En décembre 2026, les pays membres de l’Onu éliront un nouveau Secrétaire général, en remplacement du portugais Antonio Gutterres. Au nombre des candidats déclarés, figure Macky Sall, l’ancien président Sénégalais. Yao Noël, ancien Président de l’Unjci et actuel Président de l’Union des Journalistes de la presse libre africaine (Ujpla) pose une hypothèse sur cette candidature qui soulève tant de réactions controversées.
Par Bosco de Paré
Dans une publication sur le site d’informations africaines, afrique-africains.com, le Président de l’Ujpla estime que le soutien apporté par les autorités Sénégalaises à Macky Sall est « tardif ». « (…) L’on se prend à s’interroger sur la candidature de l’ancien Président sénégalais Macky Sall et les réactions contrastées que suscite sa volonté de briguer ce prestigieux poste onusien. Entre d’un côté, le Président Bassirou Diomaye Faye qui vient, à retardement, de lui apporter le soutien du Sénégal et les positions carrément hostiles et opposées, il y a aussi certains citoyens sénégalais qui ont fait le choix du ‘‘linge sale qui se lave en famille’’ et qui décident de ne pas tenir rigueur à l’ancien chef de l’État de ses manquements démocratiques et de gouvernance pour lui souhaiter bon vent dans sa campagne pour le secrétariat général de L’Onu. Dont Acte! ».
Pour Yao Noël, même si les ambitions de l’ancien Président du Sénégal de briguer le secrétariat de l’Onu sont nobles, en revanche beaucoup de choses restent à comprendre. Entre autres : l’exercice du pouvoir d’Etat, les principes fondateurs de l’Organisation des Nations-Unies (Onu). Sur le premier point, Yao Noël rappel que « l’exercice du pouvoir d’Etat n’autorise aucun dirigeant à des excès et outrances, qu’il s’agisse des droits et libertés ou de la gestion (économique et sociale) des affaires publiques ».

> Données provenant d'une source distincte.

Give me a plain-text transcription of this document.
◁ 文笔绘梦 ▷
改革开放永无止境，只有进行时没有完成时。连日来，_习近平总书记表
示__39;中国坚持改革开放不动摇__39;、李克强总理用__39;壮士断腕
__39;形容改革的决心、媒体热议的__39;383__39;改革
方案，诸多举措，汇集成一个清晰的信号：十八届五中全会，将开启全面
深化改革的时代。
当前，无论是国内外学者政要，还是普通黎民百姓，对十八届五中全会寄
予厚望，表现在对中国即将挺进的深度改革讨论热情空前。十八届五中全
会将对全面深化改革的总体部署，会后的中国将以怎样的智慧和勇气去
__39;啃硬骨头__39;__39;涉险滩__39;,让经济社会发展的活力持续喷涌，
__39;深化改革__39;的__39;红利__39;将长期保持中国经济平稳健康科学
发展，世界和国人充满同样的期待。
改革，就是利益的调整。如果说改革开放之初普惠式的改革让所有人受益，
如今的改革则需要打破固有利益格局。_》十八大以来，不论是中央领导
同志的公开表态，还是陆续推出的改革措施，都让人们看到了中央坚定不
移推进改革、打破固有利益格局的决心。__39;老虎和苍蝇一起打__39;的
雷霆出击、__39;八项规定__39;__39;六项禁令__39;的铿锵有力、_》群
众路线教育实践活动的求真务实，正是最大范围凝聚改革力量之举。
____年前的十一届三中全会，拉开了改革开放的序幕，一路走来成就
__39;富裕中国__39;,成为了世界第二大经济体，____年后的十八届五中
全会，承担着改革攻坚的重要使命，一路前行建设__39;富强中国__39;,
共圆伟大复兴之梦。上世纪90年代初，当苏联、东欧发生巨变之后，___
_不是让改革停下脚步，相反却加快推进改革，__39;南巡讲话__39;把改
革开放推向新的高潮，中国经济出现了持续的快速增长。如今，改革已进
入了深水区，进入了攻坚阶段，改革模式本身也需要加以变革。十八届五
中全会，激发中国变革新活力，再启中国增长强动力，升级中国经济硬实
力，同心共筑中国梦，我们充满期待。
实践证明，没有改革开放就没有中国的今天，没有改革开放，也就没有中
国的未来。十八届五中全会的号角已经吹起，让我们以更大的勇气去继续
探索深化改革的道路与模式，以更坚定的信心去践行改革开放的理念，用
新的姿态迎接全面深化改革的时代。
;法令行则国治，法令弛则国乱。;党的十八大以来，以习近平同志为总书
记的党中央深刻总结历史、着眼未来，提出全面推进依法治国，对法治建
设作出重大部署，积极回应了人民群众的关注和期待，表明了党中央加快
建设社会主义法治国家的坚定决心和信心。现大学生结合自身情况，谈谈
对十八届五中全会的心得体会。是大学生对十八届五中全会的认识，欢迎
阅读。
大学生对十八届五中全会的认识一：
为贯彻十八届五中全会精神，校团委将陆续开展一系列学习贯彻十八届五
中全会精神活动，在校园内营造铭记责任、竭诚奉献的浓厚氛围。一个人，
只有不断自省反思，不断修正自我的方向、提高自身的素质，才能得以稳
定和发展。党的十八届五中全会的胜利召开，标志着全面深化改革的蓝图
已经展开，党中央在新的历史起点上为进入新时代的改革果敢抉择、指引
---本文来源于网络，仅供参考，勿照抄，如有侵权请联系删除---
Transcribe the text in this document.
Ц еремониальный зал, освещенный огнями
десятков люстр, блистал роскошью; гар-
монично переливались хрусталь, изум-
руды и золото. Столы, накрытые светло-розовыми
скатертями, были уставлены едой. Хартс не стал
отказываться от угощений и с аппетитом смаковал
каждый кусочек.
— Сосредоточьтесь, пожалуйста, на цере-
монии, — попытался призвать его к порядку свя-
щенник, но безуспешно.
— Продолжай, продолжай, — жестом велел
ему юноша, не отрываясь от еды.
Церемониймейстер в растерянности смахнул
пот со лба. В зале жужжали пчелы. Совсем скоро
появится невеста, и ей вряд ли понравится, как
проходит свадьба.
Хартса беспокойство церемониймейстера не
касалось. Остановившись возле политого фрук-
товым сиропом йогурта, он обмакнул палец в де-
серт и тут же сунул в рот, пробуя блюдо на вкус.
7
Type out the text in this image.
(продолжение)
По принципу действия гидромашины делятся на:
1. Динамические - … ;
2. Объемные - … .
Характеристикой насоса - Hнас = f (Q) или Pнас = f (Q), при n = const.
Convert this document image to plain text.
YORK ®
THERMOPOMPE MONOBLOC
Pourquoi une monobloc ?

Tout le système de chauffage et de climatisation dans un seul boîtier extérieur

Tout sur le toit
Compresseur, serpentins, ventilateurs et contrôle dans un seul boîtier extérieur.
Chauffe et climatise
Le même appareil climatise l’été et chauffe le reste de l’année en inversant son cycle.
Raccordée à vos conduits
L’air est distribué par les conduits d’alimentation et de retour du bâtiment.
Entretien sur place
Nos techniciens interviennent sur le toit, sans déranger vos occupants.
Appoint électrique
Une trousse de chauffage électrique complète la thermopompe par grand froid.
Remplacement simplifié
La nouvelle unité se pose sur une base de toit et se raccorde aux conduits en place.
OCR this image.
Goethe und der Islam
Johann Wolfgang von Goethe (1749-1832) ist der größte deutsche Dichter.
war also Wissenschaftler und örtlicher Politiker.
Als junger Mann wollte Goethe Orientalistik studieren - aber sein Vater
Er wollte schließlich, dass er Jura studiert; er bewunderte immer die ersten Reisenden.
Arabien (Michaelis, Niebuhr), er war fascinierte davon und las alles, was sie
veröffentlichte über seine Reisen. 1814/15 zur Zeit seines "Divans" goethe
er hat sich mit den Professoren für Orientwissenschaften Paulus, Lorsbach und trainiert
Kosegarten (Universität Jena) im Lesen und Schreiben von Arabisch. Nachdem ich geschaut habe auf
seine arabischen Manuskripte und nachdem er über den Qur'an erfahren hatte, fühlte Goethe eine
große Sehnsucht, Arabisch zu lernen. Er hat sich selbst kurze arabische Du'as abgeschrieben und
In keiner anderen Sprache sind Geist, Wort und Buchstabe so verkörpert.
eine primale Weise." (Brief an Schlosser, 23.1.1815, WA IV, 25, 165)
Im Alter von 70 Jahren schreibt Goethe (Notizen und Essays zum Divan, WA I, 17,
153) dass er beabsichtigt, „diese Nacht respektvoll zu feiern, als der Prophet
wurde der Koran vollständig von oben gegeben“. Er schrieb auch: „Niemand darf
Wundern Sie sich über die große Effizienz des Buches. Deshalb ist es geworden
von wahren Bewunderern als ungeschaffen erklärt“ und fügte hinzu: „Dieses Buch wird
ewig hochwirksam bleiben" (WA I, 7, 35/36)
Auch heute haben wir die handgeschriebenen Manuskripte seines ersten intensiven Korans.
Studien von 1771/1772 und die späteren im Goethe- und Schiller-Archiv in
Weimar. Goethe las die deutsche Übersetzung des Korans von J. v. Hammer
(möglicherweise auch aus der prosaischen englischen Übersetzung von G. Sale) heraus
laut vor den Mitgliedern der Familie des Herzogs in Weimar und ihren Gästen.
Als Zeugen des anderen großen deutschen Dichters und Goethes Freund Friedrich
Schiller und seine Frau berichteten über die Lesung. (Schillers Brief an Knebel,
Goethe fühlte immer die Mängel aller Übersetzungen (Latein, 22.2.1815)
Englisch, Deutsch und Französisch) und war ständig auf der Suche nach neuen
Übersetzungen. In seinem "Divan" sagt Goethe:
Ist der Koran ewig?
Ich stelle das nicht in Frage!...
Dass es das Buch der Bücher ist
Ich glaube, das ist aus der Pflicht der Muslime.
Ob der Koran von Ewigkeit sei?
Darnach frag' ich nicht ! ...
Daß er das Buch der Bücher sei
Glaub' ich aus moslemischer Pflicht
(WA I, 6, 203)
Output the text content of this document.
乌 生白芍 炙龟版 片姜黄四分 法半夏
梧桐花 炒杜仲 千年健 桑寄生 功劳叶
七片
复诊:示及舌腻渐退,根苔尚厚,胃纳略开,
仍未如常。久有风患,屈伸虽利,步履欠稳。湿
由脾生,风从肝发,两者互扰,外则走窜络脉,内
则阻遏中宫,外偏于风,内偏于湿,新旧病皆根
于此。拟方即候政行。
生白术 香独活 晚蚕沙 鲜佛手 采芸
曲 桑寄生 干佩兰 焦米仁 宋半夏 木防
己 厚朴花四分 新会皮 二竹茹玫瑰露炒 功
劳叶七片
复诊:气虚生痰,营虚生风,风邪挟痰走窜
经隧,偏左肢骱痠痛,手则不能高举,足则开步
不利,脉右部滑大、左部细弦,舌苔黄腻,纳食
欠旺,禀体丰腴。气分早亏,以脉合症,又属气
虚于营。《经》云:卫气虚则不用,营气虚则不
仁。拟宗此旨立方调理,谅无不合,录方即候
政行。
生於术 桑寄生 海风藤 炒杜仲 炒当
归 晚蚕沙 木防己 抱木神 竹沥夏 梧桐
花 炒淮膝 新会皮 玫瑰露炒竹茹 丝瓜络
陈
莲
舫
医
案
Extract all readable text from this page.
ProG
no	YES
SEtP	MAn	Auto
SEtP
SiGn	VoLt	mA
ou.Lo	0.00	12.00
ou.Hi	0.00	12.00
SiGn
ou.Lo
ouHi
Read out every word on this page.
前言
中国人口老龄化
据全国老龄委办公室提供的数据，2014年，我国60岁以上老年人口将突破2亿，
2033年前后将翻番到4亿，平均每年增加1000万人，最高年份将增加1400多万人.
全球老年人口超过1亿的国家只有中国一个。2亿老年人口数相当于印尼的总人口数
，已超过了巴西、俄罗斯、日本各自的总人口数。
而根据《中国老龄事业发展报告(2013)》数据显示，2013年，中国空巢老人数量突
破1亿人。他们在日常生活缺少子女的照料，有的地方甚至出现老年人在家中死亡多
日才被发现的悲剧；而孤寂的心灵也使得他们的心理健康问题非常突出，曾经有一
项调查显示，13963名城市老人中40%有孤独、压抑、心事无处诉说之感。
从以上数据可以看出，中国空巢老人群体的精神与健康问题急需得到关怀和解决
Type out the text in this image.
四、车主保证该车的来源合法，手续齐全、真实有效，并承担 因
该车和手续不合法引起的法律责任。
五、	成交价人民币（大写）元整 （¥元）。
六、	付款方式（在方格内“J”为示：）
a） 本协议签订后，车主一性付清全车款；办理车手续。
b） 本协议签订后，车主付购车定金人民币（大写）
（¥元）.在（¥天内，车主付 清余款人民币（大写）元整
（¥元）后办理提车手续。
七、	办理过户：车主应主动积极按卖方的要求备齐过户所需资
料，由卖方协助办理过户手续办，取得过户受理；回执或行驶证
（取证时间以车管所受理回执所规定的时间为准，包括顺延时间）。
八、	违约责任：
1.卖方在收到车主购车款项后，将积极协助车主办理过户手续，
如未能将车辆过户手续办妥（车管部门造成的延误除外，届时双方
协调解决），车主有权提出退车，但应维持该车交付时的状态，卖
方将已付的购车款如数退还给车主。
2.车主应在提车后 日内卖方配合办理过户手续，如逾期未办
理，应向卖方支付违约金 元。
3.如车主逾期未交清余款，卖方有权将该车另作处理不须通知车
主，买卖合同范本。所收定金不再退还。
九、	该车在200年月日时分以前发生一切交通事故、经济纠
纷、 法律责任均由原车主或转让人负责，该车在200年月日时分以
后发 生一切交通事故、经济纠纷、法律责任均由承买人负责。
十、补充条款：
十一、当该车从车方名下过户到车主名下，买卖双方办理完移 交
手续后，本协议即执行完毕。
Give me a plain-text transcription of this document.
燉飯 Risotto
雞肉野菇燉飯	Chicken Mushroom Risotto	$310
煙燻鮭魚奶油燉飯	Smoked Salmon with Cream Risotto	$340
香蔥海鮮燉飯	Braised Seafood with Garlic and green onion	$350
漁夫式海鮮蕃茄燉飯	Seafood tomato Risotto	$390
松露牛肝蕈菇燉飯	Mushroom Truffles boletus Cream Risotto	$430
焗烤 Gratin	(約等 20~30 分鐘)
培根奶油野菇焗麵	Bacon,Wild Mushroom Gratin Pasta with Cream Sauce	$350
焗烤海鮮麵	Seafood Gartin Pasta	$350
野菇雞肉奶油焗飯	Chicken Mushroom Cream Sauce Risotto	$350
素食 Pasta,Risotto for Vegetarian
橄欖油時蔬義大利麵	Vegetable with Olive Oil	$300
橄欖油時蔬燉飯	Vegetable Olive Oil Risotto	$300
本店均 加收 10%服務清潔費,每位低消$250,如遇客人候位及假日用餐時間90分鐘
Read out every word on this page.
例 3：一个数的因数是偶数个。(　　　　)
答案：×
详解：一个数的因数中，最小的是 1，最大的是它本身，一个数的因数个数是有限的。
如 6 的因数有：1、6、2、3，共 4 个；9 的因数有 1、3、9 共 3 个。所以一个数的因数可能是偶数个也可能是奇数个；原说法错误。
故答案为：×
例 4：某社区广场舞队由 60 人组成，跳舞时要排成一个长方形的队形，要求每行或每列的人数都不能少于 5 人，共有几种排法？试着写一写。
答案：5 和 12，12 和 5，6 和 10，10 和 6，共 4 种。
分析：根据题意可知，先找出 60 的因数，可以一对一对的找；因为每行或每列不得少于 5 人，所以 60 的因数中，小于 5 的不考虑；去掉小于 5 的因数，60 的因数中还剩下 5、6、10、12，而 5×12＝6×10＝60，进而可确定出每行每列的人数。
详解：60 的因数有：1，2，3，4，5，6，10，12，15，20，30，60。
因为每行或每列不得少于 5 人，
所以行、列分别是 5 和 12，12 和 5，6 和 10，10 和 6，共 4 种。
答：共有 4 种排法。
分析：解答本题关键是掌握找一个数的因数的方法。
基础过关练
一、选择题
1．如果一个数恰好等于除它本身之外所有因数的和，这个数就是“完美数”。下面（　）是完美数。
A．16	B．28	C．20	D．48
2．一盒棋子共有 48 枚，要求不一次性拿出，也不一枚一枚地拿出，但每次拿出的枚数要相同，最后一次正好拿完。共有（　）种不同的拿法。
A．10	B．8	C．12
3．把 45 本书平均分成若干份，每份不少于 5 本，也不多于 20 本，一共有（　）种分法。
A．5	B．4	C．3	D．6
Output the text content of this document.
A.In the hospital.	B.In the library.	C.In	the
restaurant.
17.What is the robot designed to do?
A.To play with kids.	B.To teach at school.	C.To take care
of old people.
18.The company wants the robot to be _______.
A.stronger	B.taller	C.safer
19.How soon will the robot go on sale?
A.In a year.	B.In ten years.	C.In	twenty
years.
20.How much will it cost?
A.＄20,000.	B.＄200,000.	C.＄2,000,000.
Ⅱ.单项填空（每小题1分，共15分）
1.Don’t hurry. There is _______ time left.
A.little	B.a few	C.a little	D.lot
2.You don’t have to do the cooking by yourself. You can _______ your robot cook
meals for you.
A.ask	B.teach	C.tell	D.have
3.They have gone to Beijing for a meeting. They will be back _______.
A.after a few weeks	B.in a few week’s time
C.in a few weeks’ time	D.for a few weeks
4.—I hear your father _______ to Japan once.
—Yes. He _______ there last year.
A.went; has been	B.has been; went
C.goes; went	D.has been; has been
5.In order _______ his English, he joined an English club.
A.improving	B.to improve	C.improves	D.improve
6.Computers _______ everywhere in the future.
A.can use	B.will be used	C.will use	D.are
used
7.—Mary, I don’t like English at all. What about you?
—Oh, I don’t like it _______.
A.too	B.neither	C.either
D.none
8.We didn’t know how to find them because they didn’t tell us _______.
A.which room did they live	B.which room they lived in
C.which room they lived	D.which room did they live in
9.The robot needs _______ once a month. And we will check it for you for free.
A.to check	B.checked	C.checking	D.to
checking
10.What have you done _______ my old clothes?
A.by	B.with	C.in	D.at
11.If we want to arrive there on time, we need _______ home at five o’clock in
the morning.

En ce qui concerne l’Onu, le Journaliste émérite rappelle quel celle-ci a été « créée pour la démocratie, la justice, la liberté, la sécurité, la paix et le développement global et durable dans le monde ». Le Président de l’Union des Journalistes de la presse libre africaine (Ujpla) s’indigne et refuse que cette organisation mondiale veuille couvrir des ‘‘dictateurs’’. « L’Onu ne saurait, devenir subitement aujourd’hui, un lieu ou un endroit de ‘‘blanchiment’’ de prédateurs des droits de l’homme et des libertés des citoyens. Dès lors, que faire ? Que reste-il à faire pour le Conseil de sécurité de l’Onu, véritable directoire mondial en matière de paix et de sécurité internationales ? »
« À cet organe important et stratégique de l’instance onusienne en matière de choix du Secrétaire général, il appartiendra, de peser objectivement, le pour et le contre de cette candidature de Macky Sall pour se déterminer et trancher en toute souveraineté et dans le seul intérêt de la paix, de la sécurité internationale et de l’humanité entière. Dans toute cette affaire, l’Afrique et les africains ne sont pas et ne seront pas à une contradiction près ».
Pour mémoire, une grave crise politique a secoué le Sénégal de 2021 à février 2024. Ce qui a affaibli l’autorité de Macky Sall et conduit à l’élection de Bassirou Diomaye Faye, candidat du Pastef, principal parti de l’opposition porté par Ousmane Sonko.